Thursday Night Chocolate Walnut Mocha Bundt Cake
Depending on how much of a workaholic you are, you might be able to make this cake on a Thursday night. If you can't make it, I recommend becoming fed up for at least an hour or two with your status as a workaholic while you stir up this cake. Once it goes in the oven, you can resume. Thankfully, I am lucky enough to be in school while my husband works. I do repay him with the delicious cake, however.
Without further ado, here is the recipe that made it through tonight's "cuts".
"Mocha-Walnut Marbled Bundt Cake"
from Dorie Greenspan's "Baking"
Note: When you are marbling a cake, you need to really go easy on the knife zig-zags. Don't get excited, folks. A few zigs and you're done.
2 1/4 c flour
1/2 c ground walnuts (I used a food processor)
1 tsp baking powder
1 tsp salt
2 sticks plus 2 T unsalted butter
3 oz (a scant half cup) bittersweet chocolate, coarsely chopped (chocolate chips work fine)
1/4 c coffee, hot or cold
1 tsp finely ground instant coffee
1 3/4 c sugar
4 large eggs
2 tsp vanilla
1 c whole milk
1. Butter and flour your bundt pan, or any 12-cup cake pan (you could also use 2 loaf pans, or other pans). Preheat oven to 350 degrees. Whisk together flour, walnuts, baking powder and salt.
2. In a double boiler, put the 2 T butter (cut up into pieces), chocolate, and two kinds of coffee. Heat on low and stir to combine. Remove from heat.
3. Beat butter in mixer. Add sugar and blend. Then add the eggs, one at a time, and the vanilla. Mix well.
4. Add the dry ingredients and the milk alternately, beginning and ending with the dry ingredients and with 3 total portions of dry and 2 of milk. Think: dry, milk, dry, milk, dry. Mix.
5. Scrape a little less than half the batter into the chocolate mixture. Mix to combine.
6. Scrape all of the white batter into the bottom of the bundt. Top with the chocolate batter. Run a table knife SPARINGLY in a zig-zag pattern through the bundt for a chocolate-in vanilla pattern. Alternatively, for a real marbled effect, alternate large spoonfuls of white and chocolate batter in the pan, then swirl with knife.
7. Bake for 65-70 minutes (mine took just 60 minutes, so go easy here; don't overbake!). Transfer to rack to cook for ten minutes. Then unmold the cake and cool completely on the rack.
The chocolate, butter and coffee in the double boiler.
The chocolate, butter and coffee melted and mixed together.
The white batter in the mixer.
A little less than half of the white batter in the chocolate mixture, waiting to be combined.
White batter and chocolate mixture combined to form the chocolate batter.

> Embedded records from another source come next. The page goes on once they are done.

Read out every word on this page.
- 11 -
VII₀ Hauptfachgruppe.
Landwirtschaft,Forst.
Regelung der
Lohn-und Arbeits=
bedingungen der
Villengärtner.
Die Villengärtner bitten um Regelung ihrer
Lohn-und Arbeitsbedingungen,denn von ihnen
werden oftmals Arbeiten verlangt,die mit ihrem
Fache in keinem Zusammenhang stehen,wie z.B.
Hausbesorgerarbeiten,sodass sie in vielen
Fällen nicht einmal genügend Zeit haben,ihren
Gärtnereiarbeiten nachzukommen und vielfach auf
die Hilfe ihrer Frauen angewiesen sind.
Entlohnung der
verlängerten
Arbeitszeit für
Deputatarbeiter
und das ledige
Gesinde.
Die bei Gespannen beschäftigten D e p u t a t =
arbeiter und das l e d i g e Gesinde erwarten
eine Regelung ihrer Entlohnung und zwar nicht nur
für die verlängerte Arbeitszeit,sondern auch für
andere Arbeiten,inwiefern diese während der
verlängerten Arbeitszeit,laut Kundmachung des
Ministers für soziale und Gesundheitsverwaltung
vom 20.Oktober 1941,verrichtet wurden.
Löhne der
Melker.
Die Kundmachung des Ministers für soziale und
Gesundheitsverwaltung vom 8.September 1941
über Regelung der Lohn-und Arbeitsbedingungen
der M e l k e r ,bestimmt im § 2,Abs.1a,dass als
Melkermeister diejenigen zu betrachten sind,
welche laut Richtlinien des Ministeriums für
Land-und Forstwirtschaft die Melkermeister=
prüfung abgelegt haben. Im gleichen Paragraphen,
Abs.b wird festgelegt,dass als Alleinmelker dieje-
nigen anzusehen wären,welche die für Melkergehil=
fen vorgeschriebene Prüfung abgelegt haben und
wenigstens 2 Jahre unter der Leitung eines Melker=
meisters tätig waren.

*Ms. Greenspan says the cake keeps for 5 days at room temp wrapped tightly, or you can freeze it. She also notes that if it gets stale it is good toasted for breakfast. I know first-hand that bundt cake is good toasted for breakfast, because my parents' friend, Wendy, makes the most delicious poppy seed cake in a bundt pan, and we used to eat it toasted with butter for breakfast on Cape Cod. GREAT way to start summer vacation.